Então são apresentados Joe e Jerry (Curtis e Lemmon, respectivamente), dois músicos desesperados por trabalho. Mais um tema triste aqui: o desemprego na Grande Depressão. Eles topam tudo para conseguir um dinheiro, até mesmo apostar em corridas de cães. E quando eles presenciam um massacre de mafiosos (criminalidade, outra temática delicada), são obrigados a se travestir para sobreviver, em uma jornada com uma banda de mulheres, como já foi dito acima.
Durante a noite da viagem de trem, as mulheres resolvem fazer uma pequena festa. É curioso notar como o alcoolismo é apresentado aqui. A festa gira em torno da bebida, ela é que dá a alegria às moças, já que nada mais na vida lhes dá algum ânimo. O próprio Jerry (ou Daphne), que se mostrou bravo com a festa a princípio, se rendeu, alegremente, à ele depois de uns goles. O álcool acaba sendo o freio de segurança dessas mulheres, em face aos seus problemas, representados pela maestrina ditadora da banda. Essa irreverente cena possui um significado um tanto pessimista.

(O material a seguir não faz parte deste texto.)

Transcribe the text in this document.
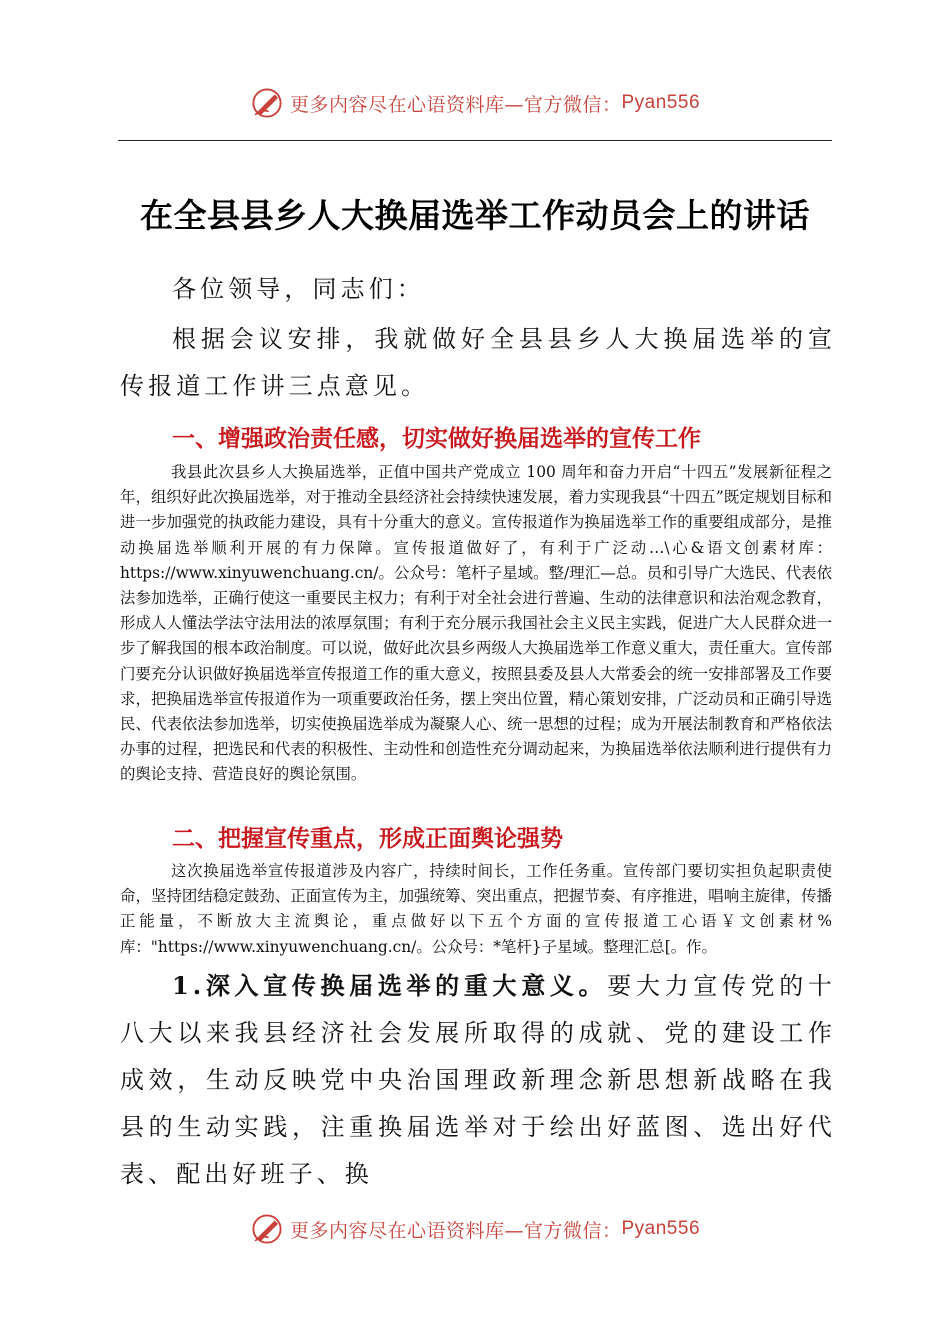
更多内容尽在心语资料库—官方微信： Pyan556
在全县县乡人大换届选举工作动员会上的讲话

各位领导，同志们：

根据会议安排，我就做好全县县乡人大换届选举的宣传报道工作讲三点意见。

一、增强政治责任感，切实做好换届选举的宣传工作

我县此次县乡人大换届选举，正值中国共产党成立 100 周年和奋力开启“十四五”发展新征程之年，组织好此次换届选举，对于推动全县经济社会持续快速发展，着力实现我县“十四五”既定规划目标和进一步加强党的执政能力建设，具有十分重大的意义。宣传报道作为换届选举工作的重要组成部分，是推动换届选举顺利开展的有力保障。宣传报道做好了，有利于广泛动…\心&语文创素材库：https://www.xinyuwenchuang.cn/。公众号：笔杆子星域。整/理汇—总。员和引导广大选民、代表依法参加选举，正确行使这一重要民主权力；有利于对全社会进行普遍、生动的法律意识和法治观念教育，形成人人懂法学法守法用法的浓厚氛围；有利于充分展示我国社会主义民主实践，促进广大人民群众进一步了解我国的根本政治制度。可以说，做好此次县乡两级人大换届选举工作意义重大，责任重大。宣传部门要充分认识做好换届选举宣传报道工作的重大意义，按照县委及县人大常委会的统一安排部署及工作要求，把换届选举宣传报道作为一项重要政治任务，摆上突出位置，精心策划安排，广泛动员和正确引导选民、代表依法参加选举，切实使换届选举成为凝聚人心、统一思想的过程；成为开展法制教育和严格依法办事的过程，把选民和代表的积极性、主动性和创造性充分调动起来，为换届选举依法顺利进行提供有力的舆论支持、营造良好的舆论氛围。

二、把握宣传重点，形成正面舆论强势

这次换届选举宣传报道涉及内容广，持续时间长，工作任务重。宣传部门要切实担负起职责使命，坚持团结稳定鼓劲、正面宣传为主，加强统筹、突出重点，把握节奏、有序推进，唱响主旋律，传播正能量，不断放大主流舆论，重点做好以下五个方面的宣传报道工心语￥文创素材%库："https://www.xinyuwenchuang.cn/。公众号：*笔杆}子星域。整理汇总[。作。

1.深入宣传换届选举的重大意义。要大力宣传党的十八大以来我县经济社会发展所取得的成就、党的建设工作成效，生动反映党中央治国理政新理念新思想新战略在我县的生动实践，注重换届选举对于绘出好蓝图、选出好代表、配出好班子、换

更多内容尽在心语资料库—官方微信： Pyan556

Ao chegar no destino da viagem, as moças (e os dois rapazes) são assedias por homens ricos, porém nenhum com menos de setenta a cinco anos, como a adorável Sugar (Marlyn Monroe) fez questão de enfatizar. Ou seja, mesmos os ricos desse filme possuem um triste horizonte: o fim da vida se aproximando. E isso será abordado de maneira incrível na película, e em uma cena em especial...

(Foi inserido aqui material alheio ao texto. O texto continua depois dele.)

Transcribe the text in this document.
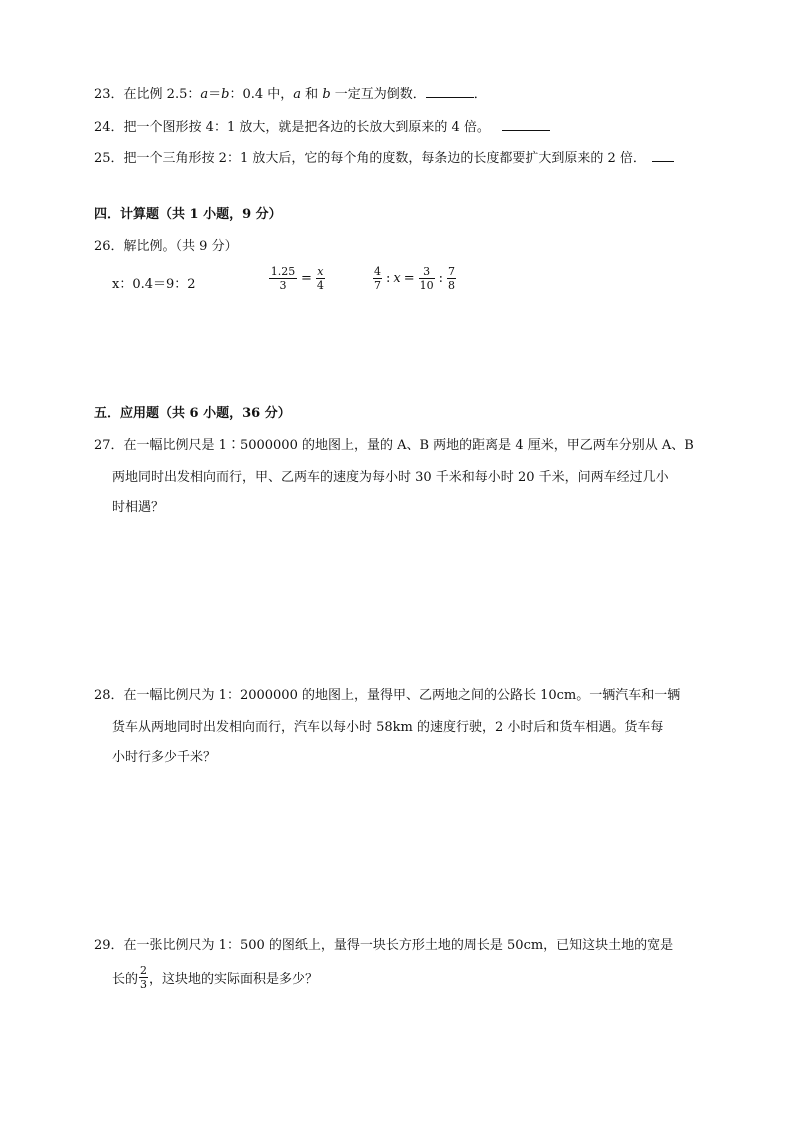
23．在比例 2.5：a＝b：0.4 中，a 和 b 一定互为倒数．	．
24．把一个图形按 4：1 放大，就是把各边的长放大到原来的 4 倍。
25．把一个三角形按 2：1 放大后，它的每个角的度数，每条边的长度都要扩大到原来的 2 倍．
四．计算题（共 1 小题，9 分）
26．解比例。（共 9 分）
x：0.4＝9：2	$\frac{1.25}{3} = \frac{x}{4}$	$\frac{4}{7}$ : $x = \frac{3}{10}$ : $\frac{7}{8}$
五．应用题（共 6 小题，36 分）
27．在一幅比例尺是 1∶5000000 的地图上，量的 A、B 两地的距离是 4 厘米，甲乙两车分别从 A、B
两地同时出发相向而行，甲、乙两车的速度为每小时 30 千米和每小时 20 千米，问两车经过几小
时相遇？
28．在一幅比例尺为 1：2000000 的地图上，量得甲、乙两地之间的公路长 10cm。一辆汽车和一辆
货车从两地同时出发相向而行，汽车以每小时 58km 的速度行驶，2 小时后和货车相遇。货车每
小时行多少千米？
29．在一张比例尺为 1：500 的图纸上，量得一块长方形土地的周长是 50cm，已知这块土地的宽是
长的 $\frac{2}{3}$ ，这块地的实际面积是多少？
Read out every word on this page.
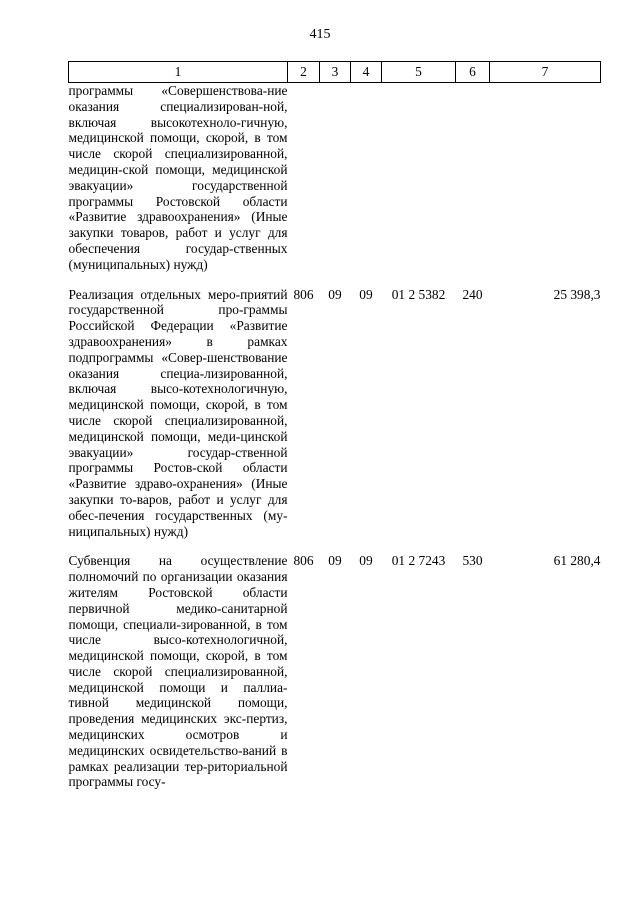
415
1	2	3	4	5	6	7
программы «Совершенствова-ние оказания специализирован-ной, включая высокотехноло-гичную, медицинской помощи, скорой, в том числе скорой специализированной, медицин-ской помощи, медицинской эвакуации» государственной программы Ростовской области «Развитие здравоохранения» (Иные закупки товаров, работ и услуг для обеспечения государ-ственных (муниципальных) нужд)						

Реализация отдельных меро-приятий государственной про-граммы Российской Федерации «Развитие здравоохранения» в рамках подпрограммы «Совер-шенствование оказания специа-лизированной, включая высо-котехнологичную, медицинской помощи, скорой, в том числе скорой специализированной, медицинской помощи, меди-цинской эвакуации» государ-ственной программы Ростов-ской области «Развитие здраво-охранения» (Иные закупки то-варов, работ и услуг для обес-печения государственных (му-ниципальных) нужд)	806	09	09	01 2 5382	240	25 398,3

Субвенция на осуществление полномочий по организации оказания жителям Ростовской области первичной медико-санитарной помощи, специали-зированной, в том числе высо-котехнологичной, медицинской помощи, скорой, в том числе скорой специализированной, медицинской помощи и паллиа-тивной медицинской помощи, проведения медицинских экс-пертиз, медицинских осмотров и медицинских освидетельство-ваний в рамках реализации тер-риториальной программы госу-	806	09	09	01 2 7243	530	61 280,4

Com tanta coisa ruim sendo abordada aqui, um leitor que está cometendo o pecado de nunca ter assistido à esse filme pode estar se perguntado “Mas essa não é uma comédia?”. Mas é. O filme tem cenas de arrancar gargalhadas. Logo na apresentação dos personagens já se nota que Jack Lemmon, com seus trejeitos, roubará a cena. É outro titã da sétima arte o Lemmon. Curtis e Monroe também são muito competentes. E Joe E. Brown, com suas expressões faciais impagáveis, também merece aplausos. O filme não possui personagens ruins e os diálogos são ótimos, cheios de frases marcantes (“No butter, no pastry. We’re on a diet”).

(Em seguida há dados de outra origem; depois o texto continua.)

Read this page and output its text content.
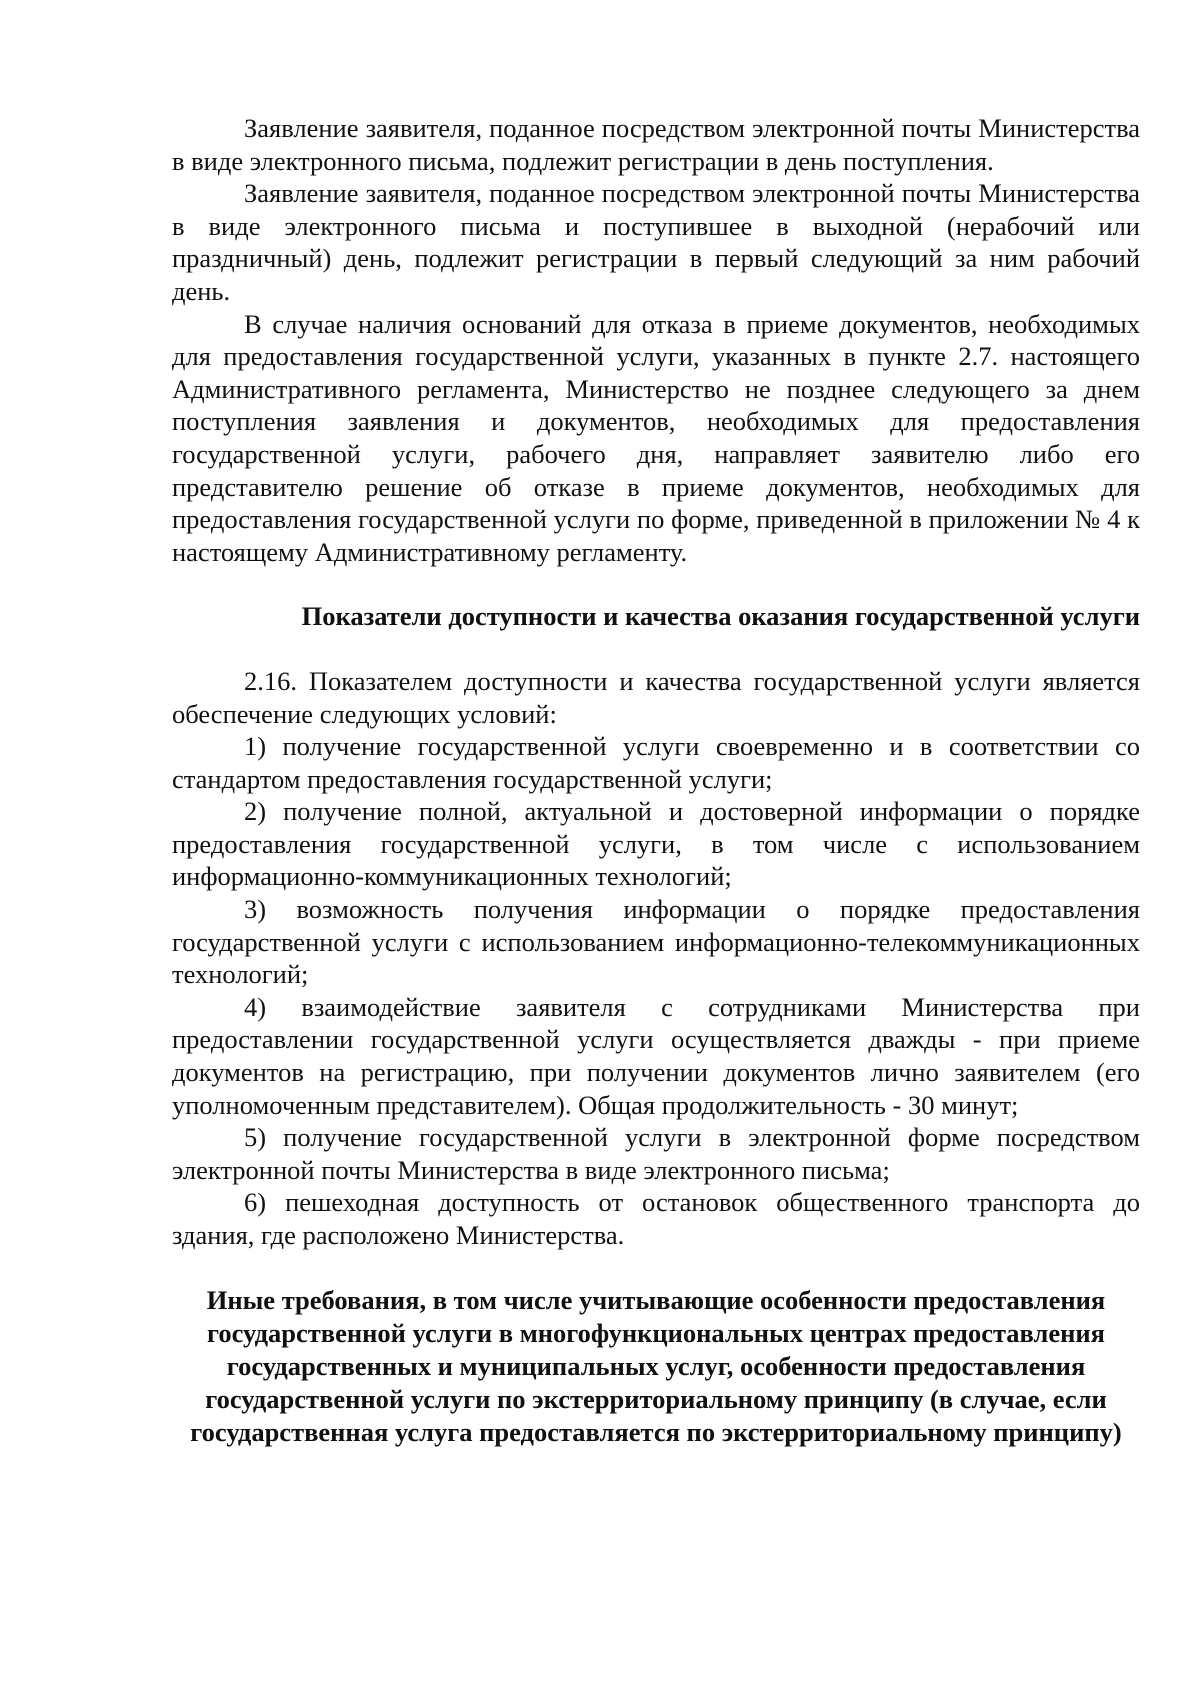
Заявление заявителя, поданное посредством электронной почты Министерства в виде электронного письма, подлежит регистрации в день поступления.

Заявление заявителя, поданное посредством электронной почты Министерства в виде электронного письма и поступившее в выходной (нерабочий или праздничный) день, подлежит регистрации в первый следующий за ним рабочий день.

В случае наличия оснований для отказа в приеме документов, необходимых для предоставления государственной услуги, указанных в пункте 2.7. настоящего Административного регламента, Министерство не позднее следующего за днем поступления заявления и документов, необходимых для предоставления государственной услуги, рабочего дня, направляет заявителю либо его представителю решение об отказе в приеме документов, необходимых для предоставления государственной услуги по форме, приведенной в приложении № 4 к настоящему Административному регламенту.

Показатели доступности и качества оказания государственной услуги

2.16. Показателем доступности и качества государственной услуги является обеспечение следующих условий:

1) получение государственной услуги своевременно и в соответствии со стандартом предоставления государственной услуги;

2) получение полной, актуальной и достоверной информации о порядке предоставления государственной услуги, в том числе с использованием информационно-коммуникационных технологий;

3) возможность получения информации о порядке предоставления государственной услуги с использованием информационно-телекоммуникационных технологий;

4) взаимодействие заявителя с сотрудниками Министерства при предоставлении государственной услуги осуществляется дважды - при приеме документов на регистрацию, при получении документов лично заявителем (его уполномоченным представителем). Общая продолжительность - 30 минут;

5) получение государственной услуги в электронной форме посредством электронной почты Министерства в виде электронного письма;

6) пешеходная доступность от остановок общественного транспорта до здания, где расположено Министерства.

Иные требования, в том числе учитывающие особенности предоставления государственной услуги в многофункциональных центрах предоставления государственных и муниципальных услуг, особенности предоставления государственной услуги по экстерриториальному принципу (в случае, если государственная услуга предоставляется по экстерриториальному принципу)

Ao longo do filme, são construídas duas relações amorosas. Sugar, ao conhecer um homem milionário (que na verdade é Joe), logo se mostra totalmente entregue a ele. Porque ele é mais que um companheiro ideal. Por ser rico, ele se apresenta como um porto seguro em um momento de incertezas. O encanto de Sugar por esse homem é totalmente legítimo. Não dá para julgá-la, devido ao contexto. Mas o outro casal é que realmente chama a atenção. Um velhinho rico, em busca de companhia para o seu fim de vida, se interessa por Daphne, ou melhor, Jerry, que no começo se mostra relutante, mas depois se entrega à ideia de se casar com o velho, por motivos semelhantes aos de Sugar. E quando Jerry revela tudo ao velho, este não se mostra abalado, afinal, àquela altura, vale a pena se segurar em um último fio de esperança na vida, afinal, “Nobody is perfect”. (sim, é extremamente clichê terminar uma resenha desse filme com essa citação, mas dane-se, essa cena é genial).